A Baillie contratou um matemático para ajudar em seu projeto de inteligência artificial, que vem sendo comandado por quatro funcionários de suas equipes de tecnologia da informação e de investimento. A firma, cuja sede fica em Edimburgo, vai contratar mais especialistas se ficar "realmente óbvio" que os algoritmos melhoram o desempenho dos investimentos, acrescentou McEnery. 

Para um alto executivo de um grande fundo hedge, que falou sob condição de anonimato, os temores de que a adoção generalizada da inteligência artificial possa resultar em grandes cortes são equivocados. "Acho que a maioria das pessoas concorda que, se você estiver executando operações pequenas [de compra e venda de ativos], uma máquina seria melhor para fazer isso. Se você estiver tentando entender as perspectivas de uma empresa, falando com um novo executivo-chefe, qualquer um diria no momento que um humano é melhor para fazer isso", diz. "É uma questão de entender o que as máquinas fazem melhor. Há certos empregos que foram automatizados nos últimos dez anos.

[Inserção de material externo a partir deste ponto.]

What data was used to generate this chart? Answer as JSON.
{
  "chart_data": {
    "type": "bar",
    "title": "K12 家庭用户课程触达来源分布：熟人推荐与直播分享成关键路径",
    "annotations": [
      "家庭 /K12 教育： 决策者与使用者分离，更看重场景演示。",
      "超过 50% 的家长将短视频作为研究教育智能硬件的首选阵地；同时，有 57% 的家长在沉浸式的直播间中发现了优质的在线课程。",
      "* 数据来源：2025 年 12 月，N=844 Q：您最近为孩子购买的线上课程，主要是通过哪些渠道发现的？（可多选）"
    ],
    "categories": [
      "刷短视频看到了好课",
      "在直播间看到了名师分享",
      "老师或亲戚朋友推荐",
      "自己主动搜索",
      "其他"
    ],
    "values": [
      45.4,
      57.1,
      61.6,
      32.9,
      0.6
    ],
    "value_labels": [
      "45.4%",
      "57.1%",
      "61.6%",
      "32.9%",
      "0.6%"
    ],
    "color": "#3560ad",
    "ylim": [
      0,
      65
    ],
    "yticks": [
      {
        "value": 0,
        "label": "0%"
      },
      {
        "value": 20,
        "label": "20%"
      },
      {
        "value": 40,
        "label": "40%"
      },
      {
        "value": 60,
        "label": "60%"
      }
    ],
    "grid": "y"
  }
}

Mas não acho que todas as finanças venham a ser automatizadas. A inteligência artificial acaba com algumas tarefas, mas [também] cria tarefas diferentes."

A Deutsche Asset Management, segunda maior firma de investimentos da Alemanha, também começou a pesquisar como usar a inteligência artificial para melhorar as técnicas de vendas e atrair clientes. A gestora de ativos de 711 bilhões de euros trocou conjuntos de dados com muitas empresas de tecnologia especializadas em análises de inteligência artificial e vai decidir em breve com qual vai trabalhar. A firma de Frankfurt quer usar a inteligência artificial para criar "chatbots" (programas que simulam respostas de seres humanos em conversas) capazes responder perguntas simples dos clientes de varejo em seu site. Também quer automatizar a forma como analisa os informes sobre reuniões de seus milhares de funcionários de vendas para ter melhores indicações sobre mudanças generalizadas no sentimento dos clientes.

Além disso, a Deutsche Asset pretende esquadrinhar os dados públicos disponíveis sobre o desempenho dos investimentos dos clientes com gestores de fundos rivais. Isso, na teoria, poderia ajudá-la a julgar qual o melhor momento para contatar clientes sobre a possibilidade de transferir seu dinheiro para fundos de melhor desempenho. O chefe de distribuição na Europa e Ásia da Deutsche Asset, Thorsten Michalik, não acredita que o uso da aprendizagem das máquinas para dinamizar esses processos possa encolher o quadro de funcionários. "A partir das informações geradas pela inteligência artificial, esperamos poder aumentar o tamanho de nossos negócios, o que vai significar que vamos precisar contratar mais pessoas", diz. 

Outros gestores de recursos de destaque também entraram na onda. A State Street Global Exchange, divisão do banco de custódia e gestor de ativos State Street, testa uma ferramenta de aprendizagem de máquinas que almeja enviar alertas a grandes investidores quando surgem notícias que podem prejudicar suas carteiras de investimentos. Se uma mina de cobre explodir na América do Norte, por exemplo, a State Street Global Exchange poderia alertar os clientes com grandes participações na Apple a rever suas posições na empresa de tecnologia, já que a empresa depende do metal para produzir seus iPhones. A Nomura Asset Managment, do Japão, informou em junho que havia completado seu projeto para determinar se a inteligência artificial pode melhorar o processo de tomada de decisões de seus gestores de carteiras. O projeto, que foi elaborado pela firma de consultoria Nomura Research Institute, incluiu identificar sistematicamente, como positivos ou negativos, dados de blogs, notícias ou de redes como o Twitter, para seus gestores de fundos. 

Isso ajudou as equipes de investimento da Nomura Asset Management a se tornarem "mais eficientes" e liberarem mais tempo para investigar ideias de investimento mais interessantes, segundo um porta-voz do NRI. Aldous Birchall, especialista em inteligência artificial na divisão de consultoria da PwC, é mais cauteloso. Ele acredita que alguns papéis do gestor vão ser eliminados à medida que a inteligência artificial for adotada pelos gestores de fundos tradicionais. "Frequentemente me perguntam: O que é melhor, gestores de fundos humanos ou de inteligência artificial? A resposta é que a melhor equipe envolve humanos e inteligência artificial."